Friday, May 18, 2018, 10:00am

Rm. 102, Cummings Hall

“Design of CMOS front-end amplifier for electrical impedance applications”

Abstract

Electrical Impedance Tomography (EIT) is a medical imaging methodology that does not need any kind of ionizing radiation and is significantly cheaper and smaller than Computerized Tomography (CT) or Magnetic Resonance Imaging (MRI). These advantages make EIT particularly suitable for emerging applications like continuous medical imaging and telemonitoring of organ function.

Current bench-top EIT systems are bulky and require shielded cables to interface with measurement electrodes. The cable introduces parasitic capacitance which shunts desired signals and degrades the accuracy of measurements. An EIT system based on application-specific integrated circuits (ASICs) can reduce the parasitic and stray capacitance within the measurement circuits, thus improving the system bandwidth and the measured signal quality.

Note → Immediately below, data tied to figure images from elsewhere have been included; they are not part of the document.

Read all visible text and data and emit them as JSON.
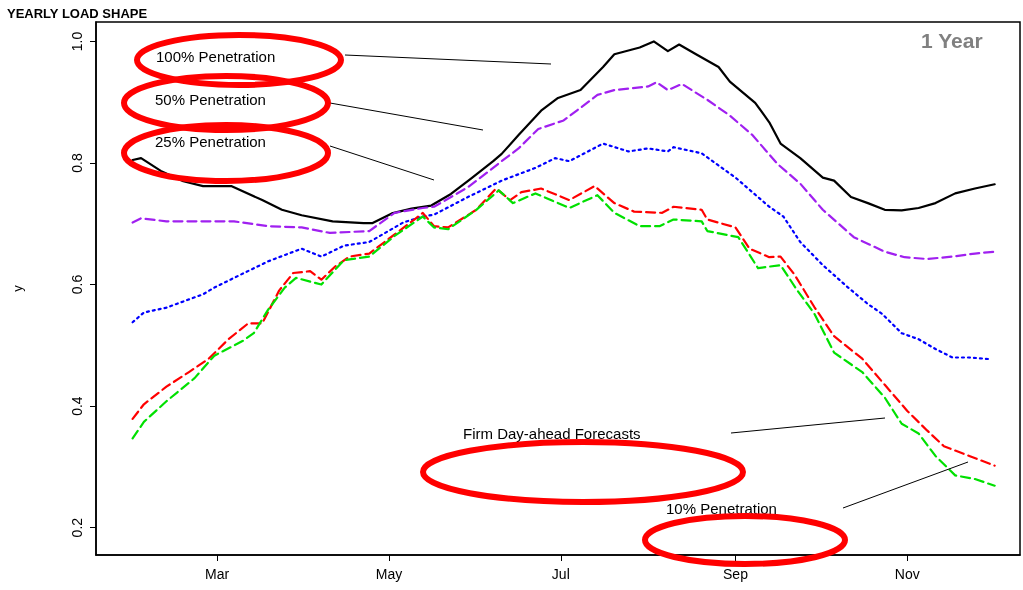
{
  "chart_data": {
    "type": "line",
    "title": "YEARLY LOAD SHAPE",
    "ylabel": "y",
    "xlim": [
      "--01-17",
      "--12-11"
    ],
    "xticks": [
      {
        "value": "--03-01",
        "label": "Mar"
      },
      {
        "value": "--05-01",
        "label": "May"
      },
      {
        "value": "--07-01",
        "label": "Jul"
      },
      {
        "value": "--09-01",
        "label": "Sep"
      },
      {
        "value": "--11-01",
        "label": "Nov"
      }
    ],
    "ylim": [
      0.155,
      1.032
    ],
    "yticks": [
      {
        "value": 0.2,
        "label": "0.2"
      },
      {
        "value": 0.4,
        "label": "0.4"
      },
      {
        "value": 0.6,
        "label": "0.6"
      },
      {
        "value": 0.8,
        "label": "0.8"
      },
      {
        "value": 1,
        "label": "1.0"
      }
    ],
    "series": [
      {
        "color": "#000000",
        "line_style": "solid",
        "x": [
          "--01-30",
          "--02-02",
          "--02-09",
          "--02-17",
          "--02-24",
          "--03-06",
          "--03-17",
          "--03-24",
          "--03-31",
          "--04-11",
          "--04-22",
          "--04-25",
          "--05-02",
          "--05-09",
          "--05-16",
          "--05-23",
          "--05-30",
          "--06-07",
          "--06-10",
          "--06-16",
          "--06-24",
          "--06-30",
          "--07-08",
          "--07-16",
          "--07-20",
          "--07-29",
          "--08-03",
          "--08-08",
          "--08-12",
          "--08-18",
          "--08-26",
          "--08-30",
          "--09-08",
          "--09-13",
          "--09-17",
          "--09-24",
          "--10-02",
          "--10-06",
          "--10-12",
          "--10-18",
          "--10-24",
          "--10-30",
          "--11-05",
          "--11-11",
          "--11-18",
          "--11-25",
          "--12-02"
        ],
        "values": [
          0.805,
          0.808,
          0.787,
          0.77,
          0.762,
          0.762,
          0.739,
          0.723,
          0.714,
          0.704,
          0.701,
          0.701,
          0.717,
          0.725,
          0.73,
          0.749,
          0.774,
          0.803,
          0.815,
          0.846,
          0.886,
          0.907,
          0.92,
          0.958,
          0.979,
          0.99,
          1.0,
          0.984,
          0.995,
          0.979,
          0.958,
          0.934,
          0.899,
          0.867,
          0.832,
          0.808,
          0.776,
          0.771,
          0.744,
          0.734,
          0.723,
          0.722,
          0.726,
          0.734,
          0.75,
          0.758,
          0.765
        ]
      },
      {
        "color": "#a020f0",
        "line_style": "dashed",
        "x": [
          "--01-30",
          "--02-02",
          "--02-11",
          "--03-07",
          "--03-19",
          "--03-31",
          "--04-10",
          "--04-24",
          "--05-03",
          "--05-13",
          "--05-17",
          "--05-29",
          "--06-10",
          "--06-16",
          "--06-23",
          "--07-02",
          "--07-14",
          "--07-20",
          "--08-01",
          "--08-04",
          "--08-08",
          "--08-13",
          "--08-22",
          "--08-30",
          "--09-07",
          "--09-16",
          "--09-24",
          "--10-02",
          "--10-13",
          "--10-24",
          "--10-31",
          "--11-08",
          "--11-17",
          "--11-25",
          "--12-02"
        ],
        "values": [
          0.702,
          0.709,
          0.704,
          0.704,
          0.696,
          0.694,
          0.685,
          0.688,
          0.718,
          0.726,
          0.728,
          0.76,
          0.803,
          0.824,
          0.856,
          0.87,
          0.912,
          0.92,
          0.926,
          0.933,
          0.92,
          0.93,
          0.904,
          0.878,
          0.846,
          0.798,
          0.766,
          0.723,
          0.678,
          0.654,
          0.645,
          0.642,
          0.646,
          0.651,
          0.654
        ]
      },
      {
        "color": "#0000ff",
        "line_style": "dotted",
        "x": [
          "--01-30",
          "--02-03",
          "--02-11",
          "--02-24",
          "--02-28",
          "--03-07",
          "--03-19",
          "--03-31",
          "--04-07",
          "--04-15",
          "--04-24",
          "--05-06",
          "--05-13",
          "--05-17",
          "--05-29",
          "--06-10",
          "--06-22",
          "--06-29",
          "--07-04",
          "--07-16",
          "--07-25",
          "--08-01",
          "--08-08",
          "--08-10",
          "--08-20",
          "--09-01",
          "--09-13",
          "--09-18",
          "--09-24",
          "--10-02",
          "--10-11",
          "--10-18",
          "--10-23",
          "--10-30",
          "--11-05",
          "--11-11",
          "--11-17",
          "--11-23",
          "--12-01"
        ],
        "values": [
          0.538,
          0.554,
          0.562,
          0.584,
          0.595,
          0.611,
          0.638,
          0.659,
          0.646,
          0.664,
          0.67,
          0.702,
          0.712,
          0.715,
          0.744,
          0.771,
          0.792,
          0.808,
          0.803,
          0.832,
          0.819,
          0.824,
          0.819,
          0.826,
          0.816,
          0.776,
          0.728,
          0.712,
          0.67,
          0.632,
          0.595,
          0.568,
          0.552,
          0.52,
          0.51,
          0.494,
          0.48,
          0.48,
          0.477
        ]
      },
      {
        "color": "#ff0000",
        "line_style": "dashed",
        "x": [
          "--01-30",
          "--02-03",
          "--02-11",
          "--02-19",
          "--02-26",
          "--03-05",
          "--03-12",
          "--03-17",
          "--03-23",
          "--03-28",
          "--04-03",
          "--04-07",
          "--04-12",
          "--04-17",
          "--04-24",
          "--04-30",
          "--05-10",
          "--05-13",
          "--05-17",
          "--05-22",
          "--06-01",
          "--06-08",
          "--06-13",
          "--06-17",
          "--06-24",
          "--07-04",
          "--07-13",
          "--07-20",
          "--07-27",
          "--08-06",
          "--08-10",
          "--08-20",
          "--08-22",
          "--09-01",
          "--09-06",
          "--09-13",
          "--09-17",
          "--09-22",
          "--09-29",
          "--10-06",
          "--10-16",
          "--10-24",
          "--11-01",
          "--11-08",
          "--11-14",
          "--11-23",
          "--12-02"
        ],
        "values": [
          0.379,
          0.403,
          0.432,
          0.456,
          0.478,
          0.51,
          0.536,
          0.536,
          0.59,
          0.619,
          0.622,
          0.608,
          0.63,
          0.646,
          0.651,
          0.672,
          0.707,
          0.718,
          0.696,
          0.694,
          0.723,
          0.758,
          0.739,
          0.752,
          0.758,
          0.739,
          0.762,
          0.734,
          0.72,
          0.718,
          0.728,
          0.723,
          0.707,
          0.694,
          0.659,
          0.645,
          0.646,
          0.616,
          0.563,
          0.515,
          0.478,
          0.435,
          0.392,
          0.36,
          0.334,
          0.318,
          0.302
        ]
      },
      {
        "color": "#00e000",
        "line_style": "dashed",
        "x": [
          "--01-30",
          "--02-03",
          "--02-11",
          "--02-21",
          "--02-28",
          "--03-10",
          "--03-14",
          "--03-19",
          "--03-25",
          "--03-29",
          "--04-07",
          "--04-15",
          "--04-24",
          "--05-03",
          "--05-13",
          "--05-17",
          "--05-22",
          "--06-01",
          "--06-09",
          "--06-14",
          "--06-22",
          "--07-04",
          "--07-14",
          "--07-20",
          "--07-29",
          "--08-05",
          "--08-10",
          "--08-20",
          "--08-22",
          "--09-02",
          "--09-09",
          "--09-17",
          "--09-23",
          "--09-29",
          "--10-06",
          "--10-16",
          "--10-24",
          "--10-30",
          "--11-05",
          "--11-11",
          "--11-18",
          "--11-25",
          "--12-02"
        ],
        "values": [
          0.347,
          0.374,
          0.408,
          0.446,
          0.483,
          0.507,
          0.52,
          0.558,
          0.595,
          0.611,
          0.6,
          0.64,
          0.646,
          0.68,
          0.712,
          0.694,
          0.691,
          0.723,
          0.755,
          0.734,
          0.75,
          0.726,
          0.747,
          0.718,
          0.696,
          0.696,
          0.707,
          0.704,
          0.688,
          0.678,
          0.627,
          0.632,
          0.59,
          0.552,
          0.488,
          0.456,
          0.414,
          0.371,
          0.355,
          0.318,
          0.286,
          0.28,
          0.269
        ]
      }
    ],
    "annotations": [
      "100% Penetration",
      "50% Penetration",
      "25% Penetration",
      "Firm Day-ahead Forecasts",
      "10% Penetration",
      "1 Year"
    ]
  }
}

This thesis presents the design of integrated circuit instrumentation amplifiers and techniques that are suitable for broadband ASIC-based EIT systems. Basic specifications and the amplifier design challenges are reviewed and addressed. The instrumentation amplifier must amplify the voltage difference between a pair of electrodes, while rejecting the large common mode interference that appears within the bandwidth of interest. Also, the instrumentation amplifier must process a wide dynamic range of input signals without sacrificing the temporal resolution (frame rate) of the imaging system. This thesis work involves the introduction of novel circuit designs and techniques, needed to achieve the desired amplifier performance. The proposed work also includes theoretical analyses of the novel approaches, as well as measurement results of prototype CMOS integrated circuit instrumentation amplifiers.